Prof Nandang mengungkapkan, menurut Peter Carey, praktik Inggris terbebas dari korupsi setelah melewati empat movement secara simultan. Pertama, mendorong kemitraan pemerintah dengan publik-swasta. Kedua, membentuk komisi khusus parlemen untuk memeriksa laporan keuangan negara. Ketiga, meningkatkan upah pegawai negeri sipil termasuk hakim, dan keempat, revolusi mental.

Sungguh ironis, mungkin kata yang tepat jika melihat kasus-kasus korupsi yang menjerat para APIP. Padahal, pembentukan APIP sebagaimana amanat Pasal 58 UU No.1 Tahun 2004 tentang Perbendaharaan Negara, dimaksudkan untuk meningkatkan kinerja, transparansi, dan akuntabilitas pengelolaan keuangan negara.

Amanat ini dijawantahkan dalam Peraturan Pemerintah No.60 Tahun 2008 tentang Sistem Pengendalian Intern Pemerintah (SPIP). Pasal 48 ayat (2) PP No.60 Tahun 2008 menyebutkan, APIP melakukan pengawasan intern melalui : a. audit; b. reviu; c. evaluasi; d. pemantauan; dan e. kegiatan pengawasan lainnya.

Dikutip dari Laporan Tahunan KPK 2016, KPK telah memberikan rekomendasi atas hasil koordinasi dan supervisi yang mereka lakukan. Salah satu sektor yang dianggap harus dibenahi adalah penguatan APIP. Sebab, selama ini, peran APIP yang seharusnya independen dan bisa menjadi pengawas pemerintah daerah justru tidak berjalan.
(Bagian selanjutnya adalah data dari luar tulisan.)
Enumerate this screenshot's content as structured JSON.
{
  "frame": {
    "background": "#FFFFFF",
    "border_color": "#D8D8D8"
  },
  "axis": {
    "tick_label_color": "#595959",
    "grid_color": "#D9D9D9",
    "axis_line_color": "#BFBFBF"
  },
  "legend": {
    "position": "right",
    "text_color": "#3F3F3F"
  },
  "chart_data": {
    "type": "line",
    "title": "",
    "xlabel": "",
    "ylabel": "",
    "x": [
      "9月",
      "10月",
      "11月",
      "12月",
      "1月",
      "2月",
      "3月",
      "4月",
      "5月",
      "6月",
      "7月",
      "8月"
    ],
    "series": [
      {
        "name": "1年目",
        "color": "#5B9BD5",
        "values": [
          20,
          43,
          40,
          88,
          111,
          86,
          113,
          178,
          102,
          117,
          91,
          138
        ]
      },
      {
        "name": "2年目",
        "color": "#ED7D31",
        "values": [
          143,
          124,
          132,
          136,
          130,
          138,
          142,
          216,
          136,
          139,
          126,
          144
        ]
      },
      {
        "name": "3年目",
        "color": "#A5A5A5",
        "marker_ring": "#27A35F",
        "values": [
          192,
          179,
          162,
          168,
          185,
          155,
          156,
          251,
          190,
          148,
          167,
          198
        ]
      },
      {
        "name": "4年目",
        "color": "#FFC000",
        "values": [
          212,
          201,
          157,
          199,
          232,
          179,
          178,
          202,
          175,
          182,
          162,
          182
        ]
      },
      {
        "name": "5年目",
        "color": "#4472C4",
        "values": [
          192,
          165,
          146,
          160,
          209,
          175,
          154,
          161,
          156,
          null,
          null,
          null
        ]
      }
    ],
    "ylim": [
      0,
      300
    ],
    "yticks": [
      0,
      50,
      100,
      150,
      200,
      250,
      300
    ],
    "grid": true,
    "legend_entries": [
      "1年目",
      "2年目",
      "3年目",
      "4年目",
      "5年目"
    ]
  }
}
Sebaliknya, APIP seolah-olah berada pada posisi “melindungi” jika pemerintah daerah melakukan penyelewengan. Faktanya, hingga kini, KPK belum pernah menerima laporan terkait dugaan tindak pidana korupsi dari APIP. Padahal, sebagai pengawas, harusnya APIP yang terlebih dahulu mengetahui indikasi tersebut.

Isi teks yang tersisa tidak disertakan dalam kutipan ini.